Now, you say if a person, male or female, doesn't want to abort pregnancies, they can look for a partner who feels the same way and leave everyone else with the choice to abort. Here is where you run into the problem of women feeling pressure to 'choose choice.' Why? Because the pro-choice culture is popular due to the addictive nature of sexual pleasure when it is divorced from the risk of pregnancy. So the pro-sex culture grew/grows as a result of birth control, and it becomes more and more difficult for people who don't accept abortion to find partners. This puts women under pressure to 'choose choice,' i.e. to increase their possibility of finding a relationship. Surely you can see that this is a very negative aspect of abortion and birth control, akin to creating a culture of rape in the sense that Andrea Dworkin and some other feminists wrote about it, can you not?
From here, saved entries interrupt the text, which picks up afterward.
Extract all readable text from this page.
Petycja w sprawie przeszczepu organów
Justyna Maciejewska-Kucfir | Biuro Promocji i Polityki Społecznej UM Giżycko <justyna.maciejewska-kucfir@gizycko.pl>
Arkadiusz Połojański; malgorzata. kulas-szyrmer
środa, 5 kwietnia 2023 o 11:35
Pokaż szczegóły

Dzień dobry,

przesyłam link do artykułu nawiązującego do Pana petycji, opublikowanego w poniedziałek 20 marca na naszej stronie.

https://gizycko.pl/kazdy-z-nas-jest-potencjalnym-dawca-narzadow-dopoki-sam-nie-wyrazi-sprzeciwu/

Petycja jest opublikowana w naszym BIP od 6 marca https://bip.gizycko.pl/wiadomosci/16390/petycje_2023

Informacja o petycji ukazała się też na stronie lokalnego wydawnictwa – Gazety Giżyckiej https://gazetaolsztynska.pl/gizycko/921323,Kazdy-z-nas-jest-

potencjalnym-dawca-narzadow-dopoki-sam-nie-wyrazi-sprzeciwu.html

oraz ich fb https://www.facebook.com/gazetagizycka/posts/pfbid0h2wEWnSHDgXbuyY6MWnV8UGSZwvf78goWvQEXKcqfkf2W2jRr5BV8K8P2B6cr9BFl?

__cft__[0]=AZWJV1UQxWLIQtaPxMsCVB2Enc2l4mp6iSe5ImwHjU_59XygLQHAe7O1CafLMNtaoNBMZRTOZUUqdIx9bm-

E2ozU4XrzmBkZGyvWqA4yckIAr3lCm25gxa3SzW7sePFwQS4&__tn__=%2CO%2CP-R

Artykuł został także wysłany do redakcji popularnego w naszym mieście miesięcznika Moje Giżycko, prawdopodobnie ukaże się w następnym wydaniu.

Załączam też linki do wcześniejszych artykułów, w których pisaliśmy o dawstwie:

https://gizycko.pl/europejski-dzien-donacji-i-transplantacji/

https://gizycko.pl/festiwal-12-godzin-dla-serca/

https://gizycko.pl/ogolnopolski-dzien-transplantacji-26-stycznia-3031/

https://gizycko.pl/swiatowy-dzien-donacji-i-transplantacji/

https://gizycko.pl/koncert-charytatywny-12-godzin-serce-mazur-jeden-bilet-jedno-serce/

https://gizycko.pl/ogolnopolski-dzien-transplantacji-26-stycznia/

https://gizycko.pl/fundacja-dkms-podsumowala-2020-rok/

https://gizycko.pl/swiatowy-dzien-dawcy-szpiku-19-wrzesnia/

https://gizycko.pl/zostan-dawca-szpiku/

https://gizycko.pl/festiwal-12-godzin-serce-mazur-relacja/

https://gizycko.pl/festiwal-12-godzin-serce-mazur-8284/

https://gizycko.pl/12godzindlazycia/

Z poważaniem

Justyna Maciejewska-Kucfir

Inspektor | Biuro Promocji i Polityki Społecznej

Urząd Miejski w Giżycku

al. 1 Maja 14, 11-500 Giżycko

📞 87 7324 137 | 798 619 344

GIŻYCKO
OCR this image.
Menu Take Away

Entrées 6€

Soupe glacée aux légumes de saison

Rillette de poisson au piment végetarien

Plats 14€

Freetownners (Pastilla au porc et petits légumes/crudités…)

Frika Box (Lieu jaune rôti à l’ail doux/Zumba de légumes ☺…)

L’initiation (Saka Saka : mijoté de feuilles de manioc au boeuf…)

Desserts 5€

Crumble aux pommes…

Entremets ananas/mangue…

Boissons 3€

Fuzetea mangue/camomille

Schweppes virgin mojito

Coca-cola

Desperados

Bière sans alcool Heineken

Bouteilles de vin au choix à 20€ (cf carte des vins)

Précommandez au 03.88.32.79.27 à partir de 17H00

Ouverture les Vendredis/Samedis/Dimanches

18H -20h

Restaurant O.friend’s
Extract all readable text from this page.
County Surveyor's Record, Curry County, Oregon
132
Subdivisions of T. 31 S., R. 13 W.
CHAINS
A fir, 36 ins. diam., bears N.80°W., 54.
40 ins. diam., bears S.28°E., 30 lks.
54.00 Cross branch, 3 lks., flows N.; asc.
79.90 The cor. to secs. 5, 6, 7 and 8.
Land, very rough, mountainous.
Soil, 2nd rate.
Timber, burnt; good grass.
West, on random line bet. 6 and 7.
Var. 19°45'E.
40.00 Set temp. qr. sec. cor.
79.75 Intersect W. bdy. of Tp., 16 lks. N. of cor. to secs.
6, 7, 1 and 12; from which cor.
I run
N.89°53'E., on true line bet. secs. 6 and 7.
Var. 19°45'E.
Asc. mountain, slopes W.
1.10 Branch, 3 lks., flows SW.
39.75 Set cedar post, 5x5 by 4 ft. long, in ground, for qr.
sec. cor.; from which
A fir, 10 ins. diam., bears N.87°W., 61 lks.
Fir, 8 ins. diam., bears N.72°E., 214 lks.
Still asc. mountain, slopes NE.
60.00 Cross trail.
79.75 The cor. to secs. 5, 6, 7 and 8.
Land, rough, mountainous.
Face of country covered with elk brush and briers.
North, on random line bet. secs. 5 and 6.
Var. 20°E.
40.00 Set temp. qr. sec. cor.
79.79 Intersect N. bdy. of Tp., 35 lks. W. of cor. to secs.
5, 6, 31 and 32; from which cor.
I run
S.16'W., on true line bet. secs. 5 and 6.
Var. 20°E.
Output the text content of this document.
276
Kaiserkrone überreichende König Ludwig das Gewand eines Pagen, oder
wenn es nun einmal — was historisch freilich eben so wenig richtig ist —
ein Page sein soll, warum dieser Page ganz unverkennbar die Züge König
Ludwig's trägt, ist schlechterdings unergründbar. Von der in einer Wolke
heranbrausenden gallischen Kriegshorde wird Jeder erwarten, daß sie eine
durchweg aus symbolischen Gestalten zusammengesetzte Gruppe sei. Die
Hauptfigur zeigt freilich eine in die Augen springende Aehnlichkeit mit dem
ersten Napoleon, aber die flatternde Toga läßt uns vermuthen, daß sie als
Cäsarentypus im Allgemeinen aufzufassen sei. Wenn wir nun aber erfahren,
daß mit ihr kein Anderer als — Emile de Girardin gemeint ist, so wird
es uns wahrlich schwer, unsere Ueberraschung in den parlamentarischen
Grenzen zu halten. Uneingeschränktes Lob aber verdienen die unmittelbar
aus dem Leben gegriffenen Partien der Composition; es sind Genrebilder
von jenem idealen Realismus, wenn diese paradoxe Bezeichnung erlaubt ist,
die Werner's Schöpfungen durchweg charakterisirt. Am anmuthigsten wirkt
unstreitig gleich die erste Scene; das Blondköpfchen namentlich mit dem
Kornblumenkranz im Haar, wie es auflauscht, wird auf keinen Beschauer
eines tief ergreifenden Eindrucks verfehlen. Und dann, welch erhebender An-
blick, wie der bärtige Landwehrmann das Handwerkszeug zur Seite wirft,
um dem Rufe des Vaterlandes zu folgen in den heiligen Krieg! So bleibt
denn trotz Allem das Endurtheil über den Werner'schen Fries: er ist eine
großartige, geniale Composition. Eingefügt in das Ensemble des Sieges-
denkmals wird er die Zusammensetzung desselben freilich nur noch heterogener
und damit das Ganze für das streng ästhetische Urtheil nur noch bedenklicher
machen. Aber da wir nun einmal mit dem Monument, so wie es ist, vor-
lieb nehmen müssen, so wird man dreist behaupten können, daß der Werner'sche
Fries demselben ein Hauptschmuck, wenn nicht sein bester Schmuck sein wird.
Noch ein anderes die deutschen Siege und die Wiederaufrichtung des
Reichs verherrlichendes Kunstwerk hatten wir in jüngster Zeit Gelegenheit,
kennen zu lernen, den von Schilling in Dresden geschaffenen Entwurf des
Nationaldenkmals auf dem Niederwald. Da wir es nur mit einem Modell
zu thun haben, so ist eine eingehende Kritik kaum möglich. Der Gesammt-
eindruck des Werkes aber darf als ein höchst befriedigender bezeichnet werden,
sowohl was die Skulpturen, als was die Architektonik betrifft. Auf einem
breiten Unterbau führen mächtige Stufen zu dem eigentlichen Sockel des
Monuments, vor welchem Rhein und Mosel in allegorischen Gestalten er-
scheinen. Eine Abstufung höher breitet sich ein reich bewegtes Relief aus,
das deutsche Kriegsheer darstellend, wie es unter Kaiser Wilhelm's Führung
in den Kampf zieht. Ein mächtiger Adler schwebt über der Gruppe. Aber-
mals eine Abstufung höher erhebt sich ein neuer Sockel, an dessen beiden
Pregnancy is a natural byproduct of sexual intercourse. They are two sides of the same coin. Trying to separate them also separates people from their natural sexuality, which connects romantic love with love for children. Women taking hormones and surgically removing fetal tissue when it forms are forms of violence against women's bodies. To call it a woman's choice to oppress and mutilate her own natural bodily functioning in order to submit to an artificial (re)construction of sexuality that serves primarily a hedonistic vision of intercourse that has traditionally commodified women as prostitutes for the pleasure of the men they are forced to depend on for economic well-being is perverse.